Enquanto a indústria da multa foi uma das principais vedetes da última campanha municipal, o debate da vez é sobre uma momentosa questão tecnológica: é juridicamente correto multar veículos que excedam a velocidade da via, desde que a medição seja feita não num ponto específico, mas por um algoritmo matemático que permita calcular seu deslocamento num trecho maior?
A discussão surgiu após a Prefeitura de SP anunciar nos primeiros dias de novembro a instalação de um novo sistema que irá identificar se o motorista respeita o limite de velocidade definido nas principais vias da cidade. Mas ao invés dos famigerados radares, que detectam a velocidade num determinado local, será por um sistema que calcula a velocidade média em determinados trechos da via.
A celeuma toda começou graças ao Código de Trânsito Brasileiro (CTB). Por ele a fiscalização da velocidade deve ser local, ou seja, medida apenas em um ponto de aferição. Quem lê o CTB, entende como sendo um único radar. O sistema que a Prefeitura de SP instalou é constituído por dois radares, que mede não em um único ponto, mas faz a média entre dois pontos.

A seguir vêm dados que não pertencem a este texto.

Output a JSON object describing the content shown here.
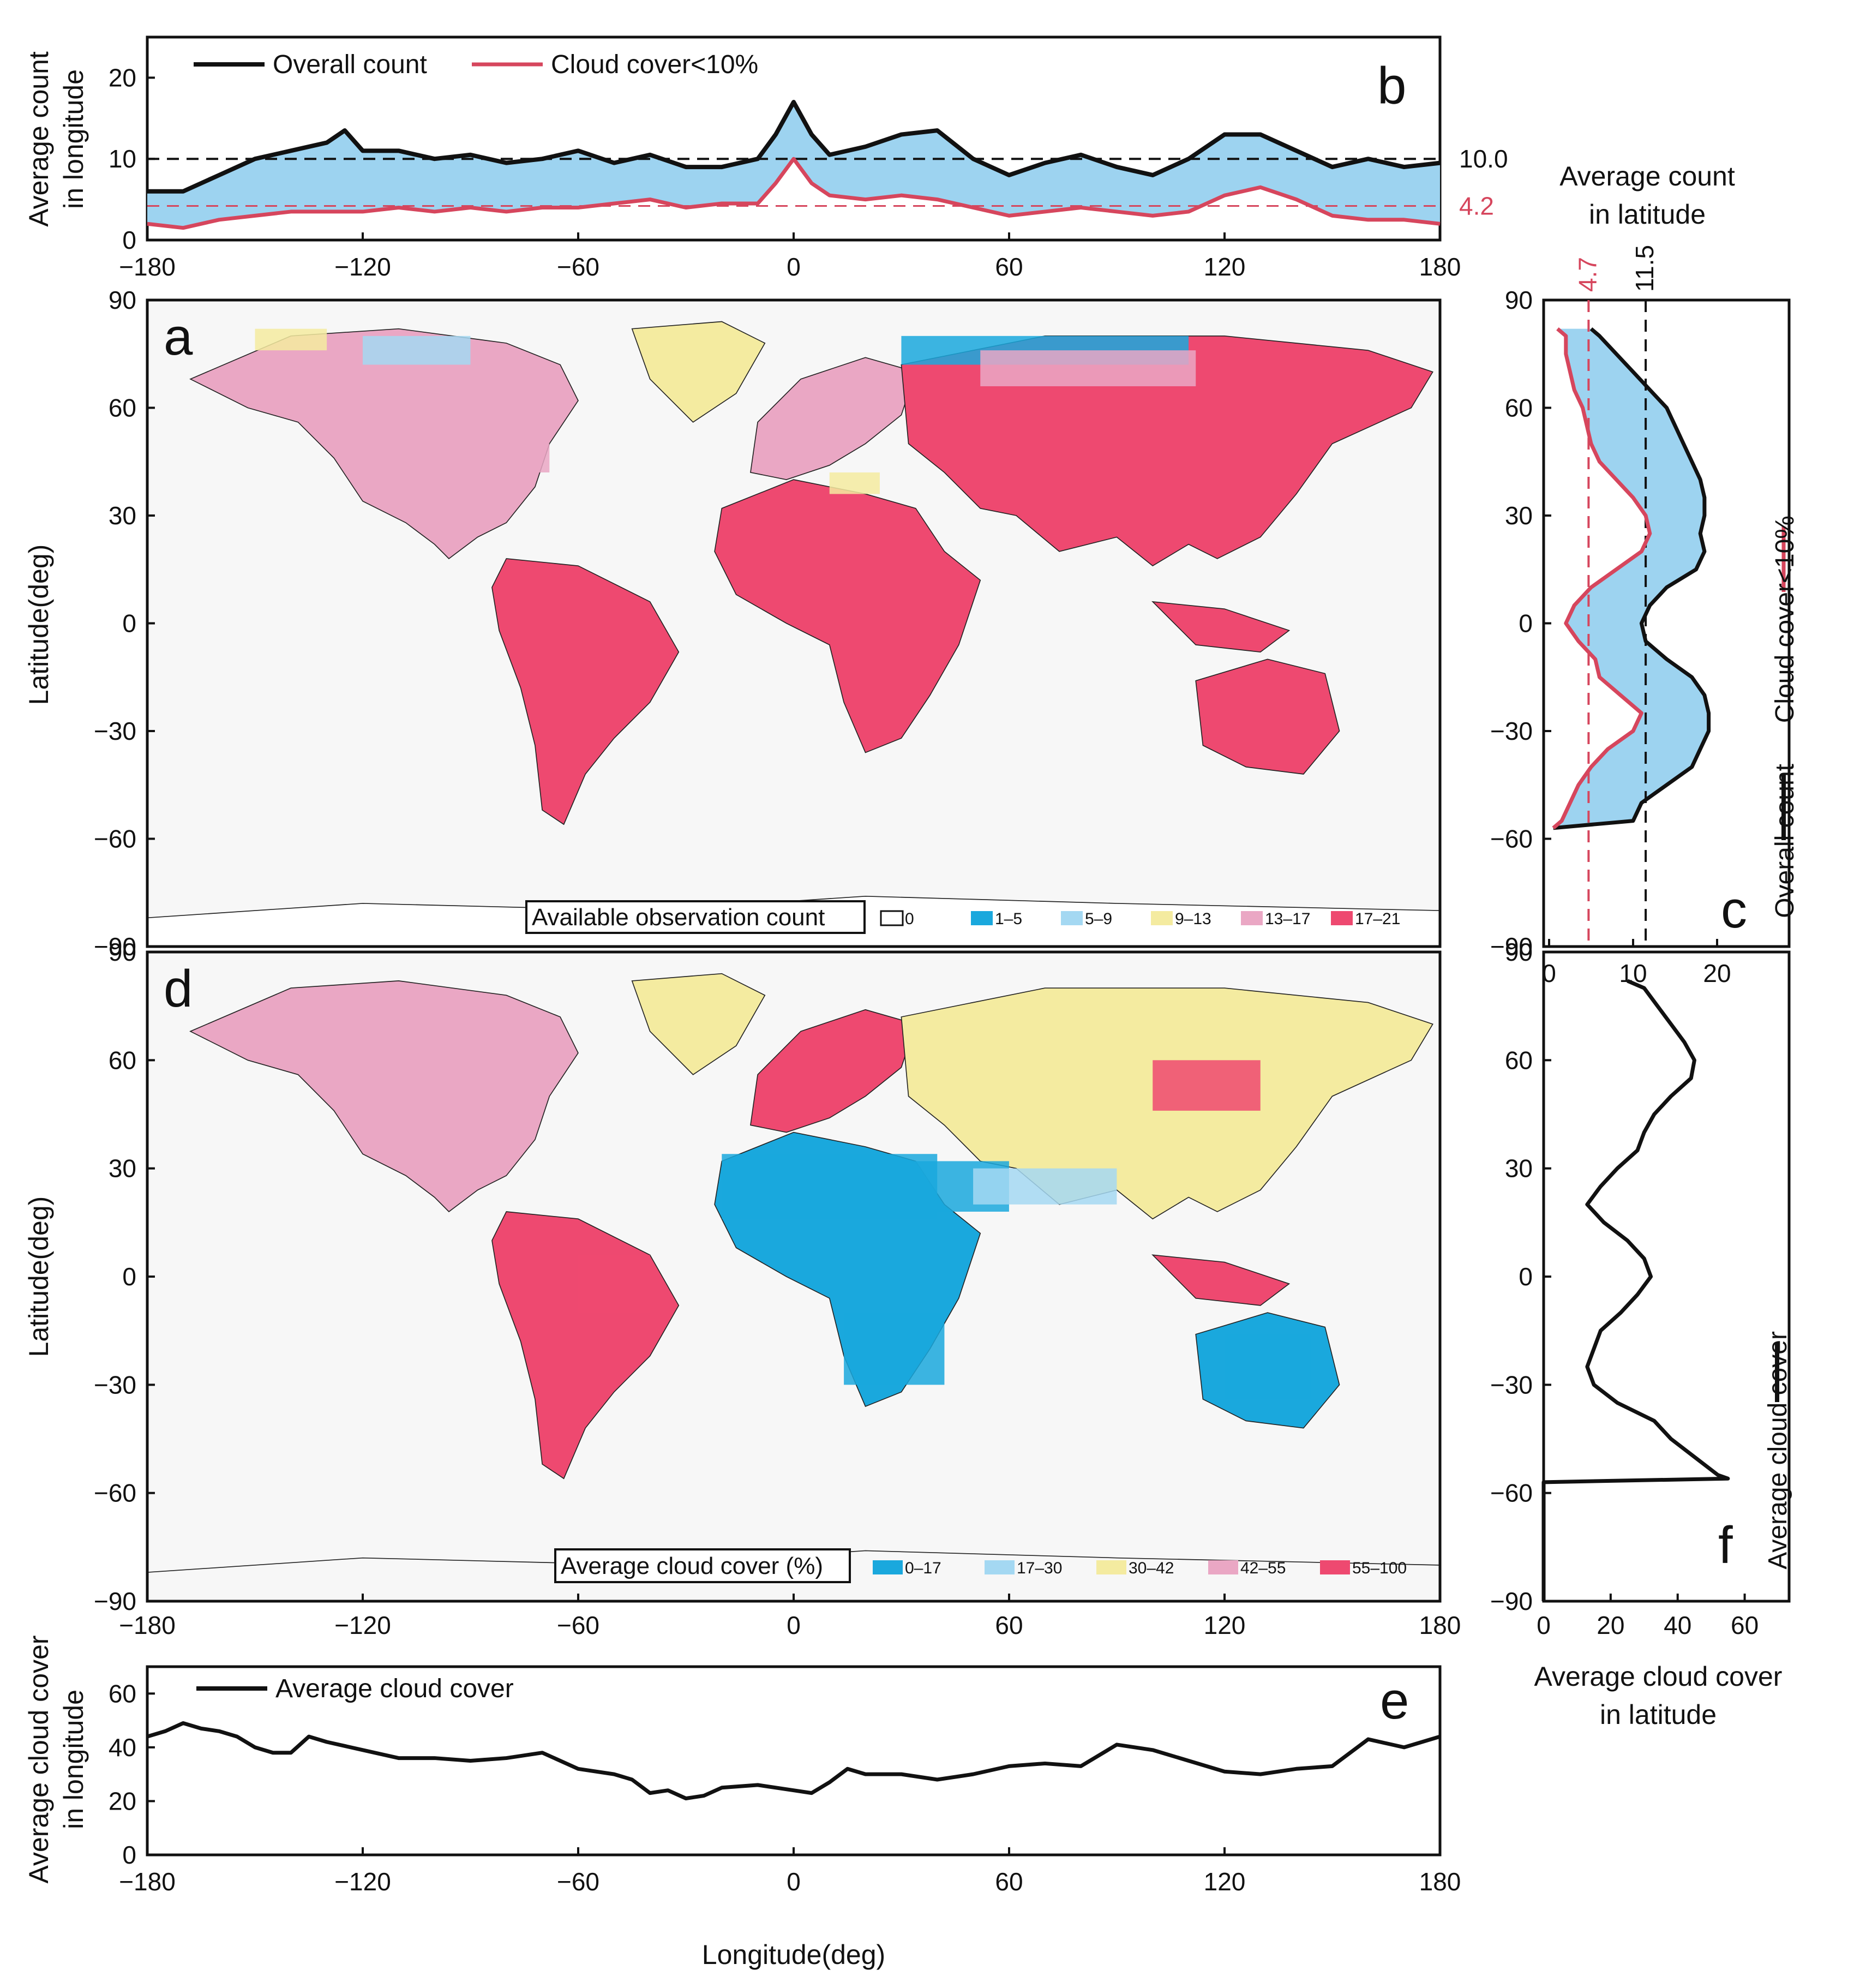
{
  "panel_letters": {
    "a": "a",
    "b": "b",
    "c": "c",
    "d": "d",
    "e": "e",
    "f": "f"
  },
  "colors": {
    "overall": "#111111",
    "cloud_low": "#d6465d",
    "fill_between": "#9dd3f0",
    "ocean_bg": "#f7f7f7",
    "count_classes": [
      "#ffffff",
      "#1aa8dd",
      "#a4d8f2",
      "#f4eba0",
      "#eaa7c4",
      "#ee4970"
    ],
    "cloud_classes": [
      "#1aa8dd",
      "#a4d8f2",
      "#f4eba0",
      "#eaa7c4",
      "#ee4970"
    ]
  },
  "chart_data": [
    {
      "id": "a",
      "type": "heatmap",
      "title": "",
      "xlabel": "",
      "ylabel": "Latitude(deg)",
      "xlim": [
        -180,
        180
      ],
      "ylim": [
        -90,
        90
      ],
      "yticks": [
        "90",
        "60",
        "30",
        "0",
        "−30",
        "−60",
        "−90"
      ],
      "legend": {
        "title": "Available observation count",
        "placement": "bottom-right",
        "classes": [
          "0",
          "1–5",
          "5–9",
          "9–13",
          "13–17",
          "17–21"
        ]
      }
    },
    {
      "id": "b",
      "type": "area",
      "xlabel": "",
      "ylabel_lines": [
        "Average count",
        "in longitude"
      ],
      "xlim": [
        -180,
        180
      ],
      "ylim": [
        0,
        25
      ],
      "xticks": [
        "−180",
        "−120",
        "−60",
        "0",
        "60",
        "120",
        "180"
      ],
      "yticks": [
        "0",
        "10",
        "20"
      ],
      "legend_placement": "top-left",
      "series": [
        {
          "name": "Overall count",
          "x": [
            -180,
            -170,
            -160,
            -150,
            -140,
            -130,
            -125,
            -120,
            -110,
            -100,
            -90,
            -80,
            -70,
            -60,
            -50,
            -40,
            -30,
            -20,
            -10,
            -5,
            0,
            5,
            10,
            20,
            30,
            40,
            50,
            60,
            70,
            80,
            90,
            100,
            110,
            120,
            130,
            140,
            150,
            160,
            170,
            180
          ],
          "values": [
            6,
            6,
            8,
            10,
            11,
            12,
            13.5,
            11,
            11,
            10,
            10.5,
            9.5,
            10,
            11,
            9.5,
            10.5,
            9,
            9,
            10,
            13,
            17,
            13,
            10.5,
            11.5,
            13,
            13.5,
            10,
            8,
            9.5,
            10.5,
            9,
            8,
            10,
            13,
            13,
            11,
            9,
            10,
            9,
            9.5
          ]
        },
        {
          "name": "Cloud cover<10%",
          "x": [
            -180,
            -170,
            -160,
            -150,
            -140,
            -130,
            -120,
            -110,
            -100,
            -90,
            -80,
            -70,
            -60,
            -50,
            -40,
            -30,
            -20,
            -10,
            -5,
            0,
            5,
            10,
            20,
            30,
            40,
            50,
            60,
            70,
            80,
            90,
            100,
            110,
            120,
            130,
            140,
            150,
            160,
            170,
            180
          ],
          "values": [
            2,
            1.5,
            2.5,
            3,
            3.5,
            3.5,
            3.5,
            4,
            3.5,
            4,
            3.5,
            4,
            4,
            4.5,
            5,
            4,
            4.5,
            4.5,
            7,
            10,
            7,
            5.5,
            5,
            5.5,
            5,
            4,
            3,
            3.5,
            4,
            3.5,
            3,
            3.5,
            5.5,
            6.5,
            5,
            3,
            2.5,
            2.5,
            2
          ]
        }
      ],
      "reference_lines": [
        {
          "value": 10.0,
          "label": "10.0"
        },
        {
          "value": 4.2,
          "label": "4.2"
        }
      ]
    },
    {
      "id": "c",
      "type": "area",
      "xlabel_lines": [
        "Average count",
        "in latitude"
      ],
      "xlim": [
        0,
        25
      ],
      "ylim": [
        -90,
        90
      ],
      "xticks": [
        "0",
        "10",
        "20"
      ],
      "yticks": [
        "90",
        "60",
        "30",
        "0",
        "−30",
        "−60",
        "−90"
      ],
      "legend_placement": "right-vertical",
      "series": [
        {
          "name": "Overall count",
          "y": [
            82,
            80,
            75,
            70,
            65,
            60,
            55,
            50,
            45,
            40,
            35,
            30,
            25,
            20,
            15,
            10,
            5,
            0,
            -5,
            -10,
            -15,
            -20,
            -25,
            -30,
            -35,
            -40,
            -45,
            -50,
            -55,
            -57
          ],
          "values": [
            5,
            6,
            8,
            10,
            12,
            14,
            15,
            16,
            17,
            18,
            18.5,
            18.5,
            18,
            18.5,
            17.5,
            14,
            12,
            11,
            11.5,
            14,
            17,
            18.5,
            19,
            19,
            18,
            17,
            14,
            11,
            10,
            0.5
          ]
        },
        {
          "name": "Cloud cover<10%",
          "y": [
            82,
            80,
            75,
            70,
            65,
            60,
            55,
            50,
            45,
            40,
            35,
            30,
            25,
            20,
            15,
            10,
            5,
            0,
            -5,
            -10,
            -15,
            -20,
            -25,
            -30,
            -35,
            -40,
            -45,
            -50,
            -55,
            -57
          ],
          "values": [
            1,
            2,
            2,
            2.5,
            3,
            4,
            4.5,
            5,
            6,
            8,
            10,
            11.5,
            12,
            11,
            8,
            5,
            3,
            2,
            3.5,
            5.5,
            6,
            8.5,
            11,
            10,
            7,
            5,
            3.5,
            2.5,
            1.5,
            0.5
          ]
        }
      ],
      "reference_lines": [
        {
          "value": 4.7,
          "label": "4.7"
        },
        {
          "value": 11.5,
          "label": "11.5"
        }
      ]
    },
    {
      "id": "d",
      "type": "heatmap",
      "xlabel": "",
      "ylabel": "Latitude(deg)",
      "xlim": [
        -180,
        180
      ],
      "ylim": [
        -90,
        90
      ],
      "xticks": [
        "−180",
        "−120",
        "−60",
        "0",
        "60",
        "120",
        "180"
      ],
      "yticks": [
        "90",
        "60",
        "30",
        "0",
        "−30",
        "−60",
        "−90"
      ],
      "legend": {
        "title": "Average cloud cover (%)",
        "placement": "bottom-right",
        "classes": [
          "0–17",
          "17–30",
          "30–42",
          "42–55",
          "55–100"
        ]
      }
    },
    {
      "id": "e",
      "type": "line",
      "xlabel": "Longitude(deg)",
      "ylabel_lines": [
        "Average cloud cover",
        "in longitude"
      ],
      "xlim": [
        -180,
        180
      ],
      "ylim": [
        0,
        70
      ],
      "xticks": [
        "−180",
        "−120",
        "−60",
        "0",
        "60",
        "120",
        "180"
      ],
      "yticks": [
        "0",
        "20",
        "40",
        "60"
      ],
      "legend_placement": "top-left",
      "series": [
        {
          "name": "Average cloud cover",
          "x": [
            -180,
            -175,
            -170,
            -165,
            -160,
            -155,
            -150,
            -145,
            -140,
            -135,
            -130,
            -120,
            -110,
            -100,
            -90,
            -80,
            -70,
            -60,
            -50,
            -45,
            -40,
            -35,
            -30,
            -25,
            -20,
            -10,
            0,
            5,
            10,
            15,
            20,
            30,
            40,
            50,
            60,
            70,
            80,
            90,
            100,
            110,
            120,
            130,
            140,
            150,
            155,
            160,
            170,
            175,
            180
          ],
          "values": [
            44,
            46,
            49,
            47,
            46,
            44,
            40,
            38,
            38,
            44,
            42,
            39,
            36,
            36,
            35,
            36,
            38,
            32,
            30,
            28,
            23,
            24,
            21,
            22,
            25,
            26,
            24,
            23,
            27,
            32,
            30,
            30,
            28,
            30,
            33,
            34,
            33,
            41,
            39,
            35,
            31,
            30,
            32,
            33,
            38,
            43,
            40,
            42,
            44
          ]
        }
      ]
    },
    {
      "id": "f",
      "type": "line",
      "xlabel_lines": [
        "Average cloud cover",
        "in latitude"
      ],
      "xlim": [
        0,
        70
      ],
      "ylim": [
        -90,
        90
      ],
      "xticks": [
        "0",
        "20",
        "40",
        "60"
      ],
      "yticks": [
        "90",
        "60",
        "30",
        "0",
        "−30",
        "−60",
        "−90"
      ],
      "legend_placement": "right-vertical",
      "series": [
        {
          "name": "Average cloud cover",
          "y": [
            82,
            80,
            75,
            70,
            65,
            60,
            55,
            50,
            45,
            40,
            35,
            30,
            25,
            20,
            15,
            10,
            5,
            0,
            -5,
            -10,
            -15,
            -20,
            -25,
            -30,
            -35,
            -40,
            -45,
            -50,
            -55,
            -56,
            -57
          ],
          "values": [
            25,
            30,
            34,
            38,
            42,
            45,
            44,
            38,
            33,
            30,
            28,
            22,
            17,
            13,
            18,
            25,
            30,
            32,
            28,
            23,
            17,
            15,
            13,
            15,
            22,
            33,
            38,
            45,
            52,
            55,
            0
          ]
        }
      ]
    }
  ]
}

Instalada a polêmica, duas medidas foram tomadas: enquanto nada se resolve do ponto de vista legal, a Prefeitura não multa ninguém, apenas orienta o motorista infrator, através de carta enviada ao endereço do motorista; por sua vez o Denatran (Departamento Nacional de Trânsito) encaminhou um parecer jurídico à consultoria da AGU (Advocacia-Geral da União) no Ministério das Cidades. Pego de surpresa, apesar da tecnologia já ser velha conhecida de técnicos e especialistas, e de já vigorar em outros países, o órgão federal, responsável por regular a legislação viária no país, quer descobrir se pode resolver o imbróglio através de uma simples resolução do Contran (Conselho Nacional de Trânsito).
Se a resposta da AGU for negativa, a tecnologia, por mais moderna que seja, terá de se curvar à vontade dos deputados federais, pois a alteração dependerá de um projeto de lei aprovado pelo Congresso Nacional.
Tanto Portugal, cujo código de trânsito prevê fiscalização em “percursos controlados”, quanto o Reino Unido, em que rodovias inteiras são monitoradas de forma eletrônica, já resolveram há tempos essa discussão. Antes de ser um problema “jurídico”, a tecnologia foi posta em benefício da redução de mortes e feridos no trânsito. A lei adapta-se à defesa da vida, e não o contrário.
Terminado mais um longo feriado, teremos logo mais, como sempre, o balanço de mortos e feridos nas rodovias estaduais e federais de todo o país, que as Polícias Rodoviárias costumeiramente fazem. Se esta tecnologia já estivesse em operação ao menos nas estradas do país, com certeza os números da tragédia do trânsito seriam bem menores.